We will pay damages for which any insured person is legally liable because of bodily injury and property damage arising out of the ownership, maintenance or use of a car or a utility trailer.
“Insured person” was defined to include the named insureds (Leslie and Lois) or a relative. The limit of liability coverage available per occurrence for each individual injured was specified to be $100,000. The record does not indicate that there was any change in these general liability provisions during the term of the Leibrands’ policy.
The Leibrands’ policy originally included the following exclusion: “This coverage does not apply to ... (10) bodily injury to any insured person.”
In 1983, we decided Transamerica Ins. v.
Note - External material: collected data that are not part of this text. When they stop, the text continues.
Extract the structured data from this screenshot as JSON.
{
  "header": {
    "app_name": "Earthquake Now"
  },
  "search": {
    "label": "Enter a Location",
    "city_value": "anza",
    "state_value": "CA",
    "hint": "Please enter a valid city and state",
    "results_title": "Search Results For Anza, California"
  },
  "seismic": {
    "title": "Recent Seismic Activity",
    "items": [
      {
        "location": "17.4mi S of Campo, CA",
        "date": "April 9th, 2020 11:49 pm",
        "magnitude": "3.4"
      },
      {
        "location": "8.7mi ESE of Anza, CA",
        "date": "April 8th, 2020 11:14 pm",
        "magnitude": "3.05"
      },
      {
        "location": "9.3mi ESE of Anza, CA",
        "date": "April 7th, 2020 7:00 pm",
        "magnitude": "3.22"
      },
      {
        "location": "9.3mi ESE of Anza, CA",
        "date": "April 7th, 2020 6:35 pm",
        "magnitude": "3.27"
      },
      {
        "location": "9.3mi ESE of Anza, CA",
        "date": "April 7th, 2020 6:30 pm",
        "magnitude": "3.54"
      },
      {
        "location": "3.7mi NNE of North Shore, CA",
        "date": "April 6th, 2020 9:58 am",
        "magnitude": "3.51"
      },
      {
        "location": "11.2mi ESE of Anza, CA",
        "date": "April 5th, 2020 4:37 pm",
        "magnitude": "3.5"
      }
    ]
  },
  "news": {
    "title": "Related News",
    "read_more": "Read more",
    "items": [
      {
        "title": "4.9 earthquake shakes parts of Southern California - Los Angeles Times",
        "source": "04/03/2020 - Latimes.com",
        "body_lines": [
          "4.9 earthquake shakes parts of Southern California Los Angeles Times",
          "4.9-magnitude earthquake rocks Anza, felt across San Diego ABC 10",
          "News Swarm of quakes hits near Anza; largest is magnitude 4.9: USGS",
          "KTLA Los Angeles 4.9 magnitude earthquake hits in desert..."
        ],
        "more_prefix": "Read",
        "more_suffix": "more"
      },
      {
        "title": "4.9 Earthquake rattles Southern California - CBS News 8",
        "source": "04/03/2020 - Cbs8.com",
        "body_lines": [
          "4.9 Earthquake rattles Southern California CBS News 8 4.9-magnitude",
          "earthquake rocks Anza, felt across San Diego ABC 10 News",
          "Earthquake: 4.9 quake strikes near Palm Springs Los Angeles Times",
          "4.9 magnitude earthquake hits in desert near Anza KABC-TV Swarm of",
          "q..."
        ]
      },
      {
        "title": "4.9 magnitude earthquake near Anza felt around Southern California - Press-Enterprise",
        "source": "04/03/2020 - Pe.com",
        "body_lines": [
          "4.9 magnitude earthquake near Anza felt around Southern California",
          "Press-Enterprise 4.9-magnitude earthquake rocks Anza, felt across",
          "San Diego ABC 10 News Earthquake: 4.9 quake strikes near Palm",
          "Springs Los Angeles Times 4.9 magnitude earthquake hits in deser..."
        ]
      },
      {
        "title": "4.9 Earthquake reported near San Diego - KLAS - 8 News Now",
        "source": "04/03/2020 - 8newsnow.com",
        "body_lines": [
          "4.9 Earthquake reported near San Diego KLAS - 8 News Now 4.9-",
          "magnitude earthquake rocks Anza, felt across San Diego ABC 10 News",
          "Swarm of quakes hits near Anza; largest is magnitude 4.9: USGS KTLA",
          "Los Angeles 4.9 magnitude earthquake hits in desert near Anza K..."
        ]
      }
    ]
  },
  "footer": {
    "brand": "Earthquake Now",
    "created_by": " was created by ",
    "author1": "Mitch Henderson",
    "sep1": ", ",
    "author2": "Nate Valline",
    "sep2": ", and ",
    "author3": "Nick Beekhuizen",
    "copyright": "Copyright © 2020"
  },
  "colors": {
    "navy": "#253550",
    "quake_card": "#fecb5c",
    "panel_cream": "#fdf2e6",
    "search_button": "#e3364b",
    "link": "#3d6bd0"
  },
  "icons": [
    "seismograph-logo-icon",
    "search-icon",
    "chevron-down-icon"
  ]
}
Royle (1983), 202 Mont. 173, 656 P.2d 820. In that case, we held that household exclusion clauses, like the one included in the Leibrand policy, were void and unenforceable, based on § 61-6-301(1), MCA, which requires that motorists carry insurance against loss resulting from liability suffered by any person. In 1991, when the Leibrands renewed their automobile insurance policy, they were provided with an “amendatory endorsement” which provided that:
1. Exclusion (10) under part 1, Liability, is replaced by the following:
(10) bodily injury to you or any relative to the extent the limits of liability of this policy exceed the limits of liability required by law.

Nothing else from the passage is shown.